Изменить размер шрифта - +
Знали о письме Толстого, оно ходило по рукам в списках, и теперь ожидали, что скажет философ Владимир Соловьев. Он был светочем христианства и многим казался пророком. Все привлекало к нему сердца молодежи: аскетический образ жизни, духовность напряженного мышления и, может быть, больше всего, сильнее всего — его особая наружность.

Вера стояла в правом проходе, за колоннами, в толпе курсисток.

Прямо против публики, над эстрадой, висел громадный портрет убитого Государя. Прекрасное лицо Государя, с большими выпуклыми глазами было ярко освещено газовыми лампами. Золото широкой рамы было перевито черной креповой траурной лентой.

На фоне портрета появилось лицо Соловьева. Оно показалось Вере изумительным. Светлые, золотистые волосы ниспадали прядями на лоб, такая же небольшая бородка оттеняла бледность лица, но особенно были красивы глаза в длинных ресницах.

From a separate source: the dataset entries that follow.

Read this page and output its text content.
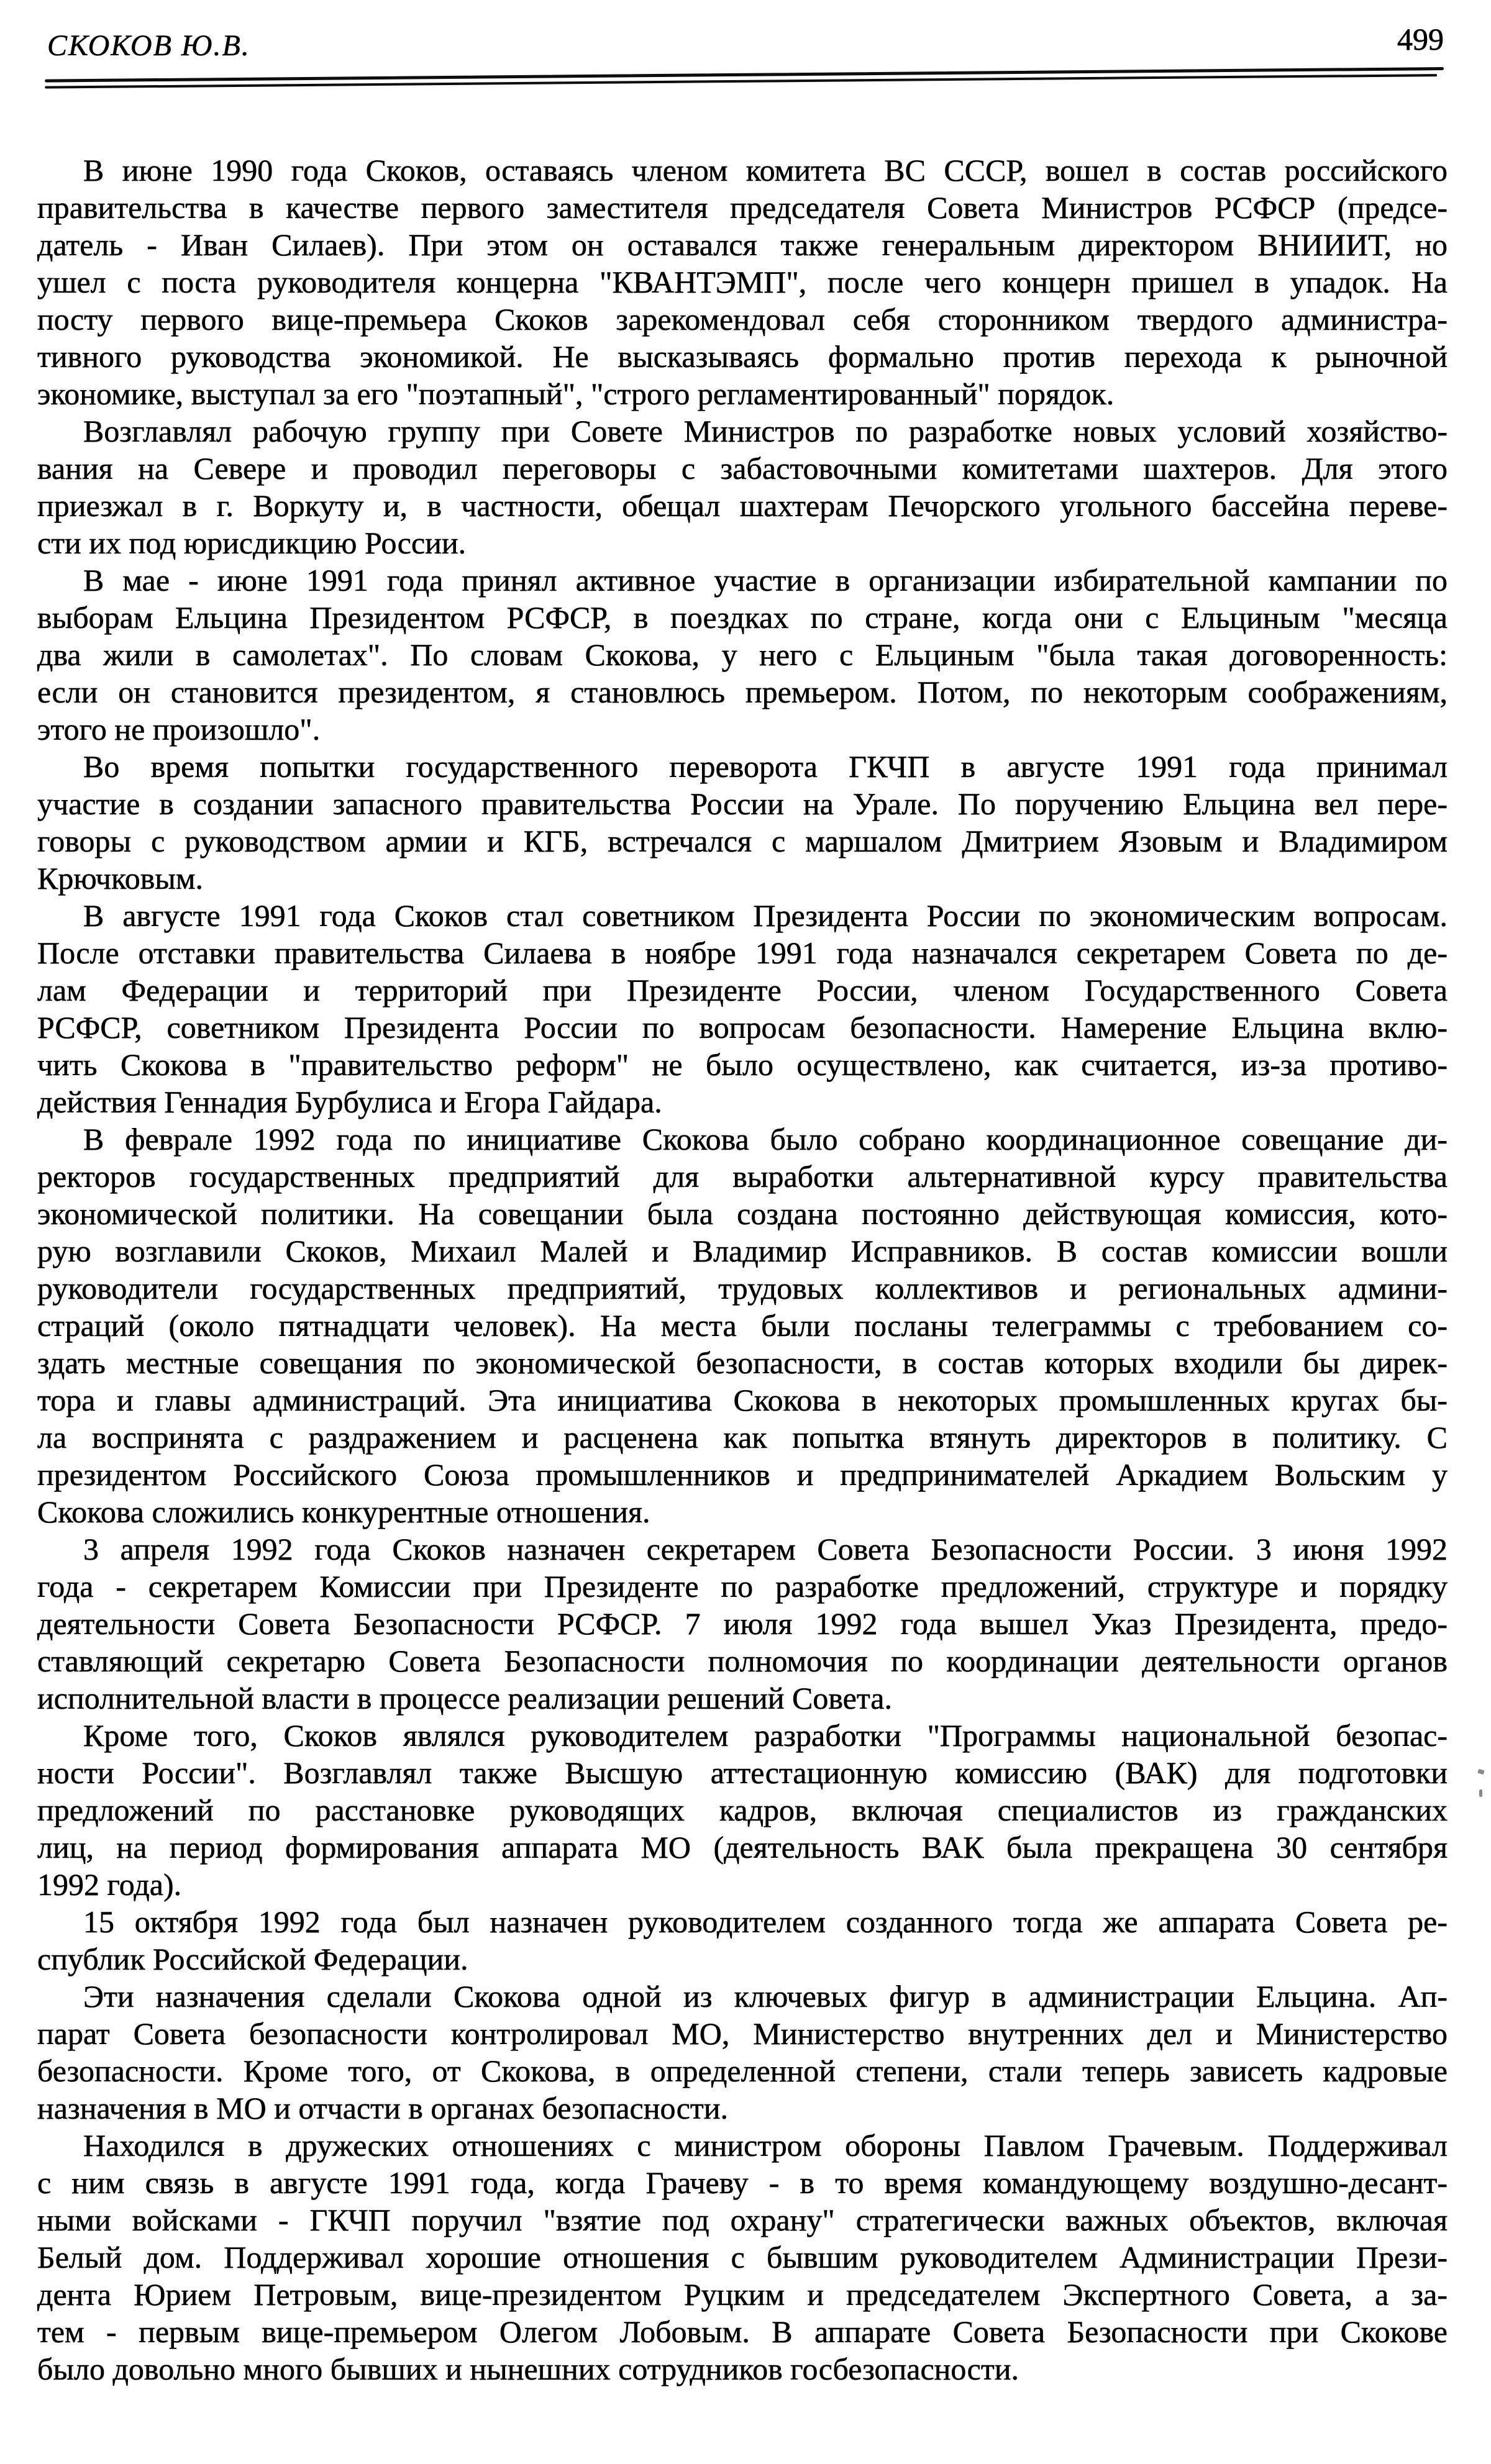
СКОКОВ Ю.В.	499
В июне 1990 года Скоков, оставаясь членом комитета ВС СССР, вошел в состав российского
правительства в качестве первого заместителя председателя Совета Министров РСФСР (предсе-
датель - Иван Силаев). При этом он оставался также генеральным директором ВНИИИТ, но
ушел с поста руководителя концерна "КВАНТЭМП", после чего концерн пришел в упадок. На
посту первого вице-премьера Скоков зарекомендовал себя сторонником твердого администра-
тивного руководства экономикой. Не высказываясь формально против перехода к рыночной
экономике, выступал за его "поэтапный", "строго регламентированный" порядок.
Возглавлял рабочую группу при Совете Министров по разработке новых условий хозяйство-
вания на Севере и проводил переговоры с забастовочными комитетами шахтеров. Для этого
приезжал в г. Воркуту и, в частности, обещал шахтерам Печорского угольного бассейна переве-
сти их под юрисдикцию России.
В мае - июне 1991 года принял активное участие в организации избирательной кампании по
выборам Ельцина Президентом РСФСР, в поездках по стране, когда они с Ельциным "месяца
два жили в самолетах". По словам Скокова, у него с Ельциным "была такая договоренность:
если он становится президентом, я становлюсь премьером. Потом, по некоторым соображениям,
этого не произошло".
Во время попытки государственного переворота ГКЧП в августе 1991 года принимал
участие в создании запасного правительства России на Урале. По поручению Ельцина вел пере-
говоры с руководством армии и КГБ, встречался с маршалом Дмитрием Язовым и Владимиром
Крючковым.
В августе 1991 года Скоков стал советником Президента России по экономическим вопросам.
После отставки правительства Силаева в ноябре 1991 года назначался секретарем Совета по де-
лам Федерации и территорий при Президенте России, членом Государственного Совета
РСФСР, советником Президента России по вопросам безопасности. Намерение Ельцина вклю-
чить Скокова в "правительство реформ" не было осуществлено, как считается, из-за противо-
действия Геннадия Бурбулиса и Егора Гайдара.
В феврале 1992 года по инициативе Скокова было собрано координационное совещание ди-
ректоров государственных предприятий для выработки альтернативной курсу правительства
экономической политики. На совещании была создана постоянно действующая комиссия, кото-
рую возглавили Скоков, Михаил Малей и Владимир Исправников. В состав комиссии вошли
руководители государственных предприятий, трудовых коллективов и региональных админи-
страций (около пятнадцати человек). На места были посланы телеграммы с требованием со-
здать местные совещания по экономической безопасности, в состав которых входили бы дирек-
тора и главы администраций. Эта инициатива Скокова в некоторых промышленных кругах бы-
ла воспринята с раздражением и расценена как попытка втянуть директоров в политику. С
президентом Российского Союза промышленников и предпринимателей Аркадием Вольским у
Скокова сложились конкурентные отношения.
3 апреля 1992 года Скоков назначен секретарем Совета Безопасности России. 3 июня 1992
года - секретарем Комиссии при Президенте по разработке предложений, структуре и порядку
деятельности Совета Безопасности РСФСР. 7 июля 1992 года вышел Указ Президента, предо-
ставляющий секретарю Совета Безопасности полномочия по координации деятельности органов
исполнительной власти в процессе реализации решений Совета.
Кроме того, Скоков являлся руководителем разработки "Программы национальной безопас-
ности России". Возглавлял также Высшую аттестационную комиссию (ВАК) для подготовки
предложений по расстановке руководящих кадров, включая специалистов из гражданских
лиц, на период формирования аппарата МО (деятельность ВАК была прекращена 30 сентября
1992 года).
15 октября 1992 года был назначен руководителем созданного тогда же аппарата Совета ре-
спублик Российской Федерации.
Эти назначения сделали Скокова одной из ключевых фигур в администрации Ельцина. Ап-
парат Совета безопасности контролировал МО, Министерство внутренних дел и Министерство
безопасности. Кроме того, от Скокова, в определенной степени, стали теперь зависеть кадровые
назначения в МО и отчасти в органах безопасности.
Находился в дружеских отношениях с министром обороны Павлом Грачевым. Поддерживал
с ним связь в августе 1991 года, когда Грачеву - в то время командующему воздушно-десант-
ными войсками - ГКЧП поручил "взятие под охрану" стратегически важных объектов, включая
Белый дом. Поддерживал хорошие отношения с бывшим руководителем Администрации Прези-
дента Юрием Петровым, вице-президентом Руцким и председателем Экспертного Совета, а за-
тем - первым вице-премьером Олегом Лобовым. В аппарате Совета Безопасности при Скокове
было довольно много бывших и нынешних сотрудников госбезопасности.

Соловьев говорил медленно, с частыми паузами. Он не читал, но говорил «от себя», как бы подбирая слова для своих мыслей, и Вере показалось, что это не он зажигал толпу слушателей, но сам заряжался волей, желаниями, кипением напряженно его слушающей молодежи. Через сияние тысяч пар глаз, блестящих, беспокойных, молящих, страстных — воля толпы передавалась философу.

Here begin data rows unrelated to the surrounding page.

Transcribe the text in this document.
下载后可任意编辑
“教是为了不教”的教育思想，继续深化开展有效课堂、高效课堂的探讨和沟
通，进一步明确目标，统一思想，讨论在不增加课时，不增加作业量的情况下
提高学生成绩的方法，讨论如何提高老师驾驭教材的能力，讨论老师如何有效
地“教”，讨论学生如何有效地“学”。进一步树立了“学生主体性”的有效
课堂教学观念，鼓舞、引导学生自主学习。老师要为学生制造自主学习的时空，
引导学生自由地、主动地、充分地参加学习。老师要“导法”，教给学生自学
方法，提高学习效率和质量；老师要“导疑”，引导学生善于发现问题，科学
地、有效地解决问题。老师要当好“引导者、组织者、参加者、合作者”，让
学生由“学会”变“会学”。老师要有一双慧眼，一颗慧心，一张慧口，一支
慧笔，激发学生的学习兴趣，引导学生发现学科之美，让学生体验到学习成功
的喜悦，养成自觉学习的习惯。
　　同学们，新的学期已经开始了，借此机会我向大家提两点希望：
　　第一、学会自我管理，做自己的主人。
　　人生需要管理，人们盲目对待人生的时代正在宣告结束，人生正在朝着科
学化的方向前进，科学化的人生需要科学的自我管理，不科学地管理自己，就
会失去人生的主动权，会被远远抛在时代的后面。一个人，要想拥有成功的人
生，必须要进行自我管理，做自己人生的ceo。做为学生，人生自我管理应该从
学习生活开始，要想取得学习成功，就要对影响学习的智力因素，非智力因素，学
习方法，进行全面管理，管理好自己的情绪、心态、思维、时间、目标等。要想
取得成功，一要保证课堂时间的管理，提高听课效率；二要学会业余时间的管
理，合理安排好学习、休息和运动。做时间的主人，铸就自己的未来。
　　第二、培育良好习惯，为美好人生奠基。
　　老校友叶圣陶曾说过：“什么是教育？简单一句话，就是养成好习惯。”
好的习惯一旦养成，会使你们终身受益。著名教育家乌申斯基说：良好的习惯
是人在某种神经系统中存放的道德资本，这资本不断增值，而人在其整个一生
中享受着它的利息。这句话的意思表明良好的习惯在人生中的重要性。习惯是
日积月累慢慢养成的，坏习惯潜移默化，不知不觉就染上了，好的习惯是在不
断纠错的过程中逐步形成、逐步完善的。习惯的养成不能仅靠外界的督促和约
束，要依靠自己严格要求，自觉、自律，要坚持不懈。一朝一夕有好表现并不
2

Соловьев говорил о культе Богородицы, о значении этого культа, как некоей высокой, очищающей силе. Он углублялся в мистические тайны христианства. Его глаза сияли небесным светом. Он преображался.

Вера думала, что если бы не наружность Соловьева, — он не имел бы такого успеха, если бы все это говорил какой-нибудь уродливый, лохматый «профессор» в очках, пожалуй, не стали бы так терпеливо и молитвенно-тихо слушать его исследования глубин православного культа Богородицы.

— За нами, за нашей земной жизнью, — говорил Соловьев, и синие глаза его точно видели нечто потустороннее, — необъятные горизонты неведомой нам, грядущей жизни… Мы идем к этим далям и когда-нибудь мы придем к «тому берегу» бытия!

Соловьев остановил плавную свою речь. Была долгая, долгая пауза. И во время нее невидимыми путями, неведомыми токами все лились и лились желания, вопросы всей этой молодежи и, казалось, овладевали лектором.

Соловьев стоял молча и неподвижно. Он поднял опущенные глаза. Темные ресницы открыли синее пламя, все более и более разгоравшееся в них от пламени огней молодых глаз.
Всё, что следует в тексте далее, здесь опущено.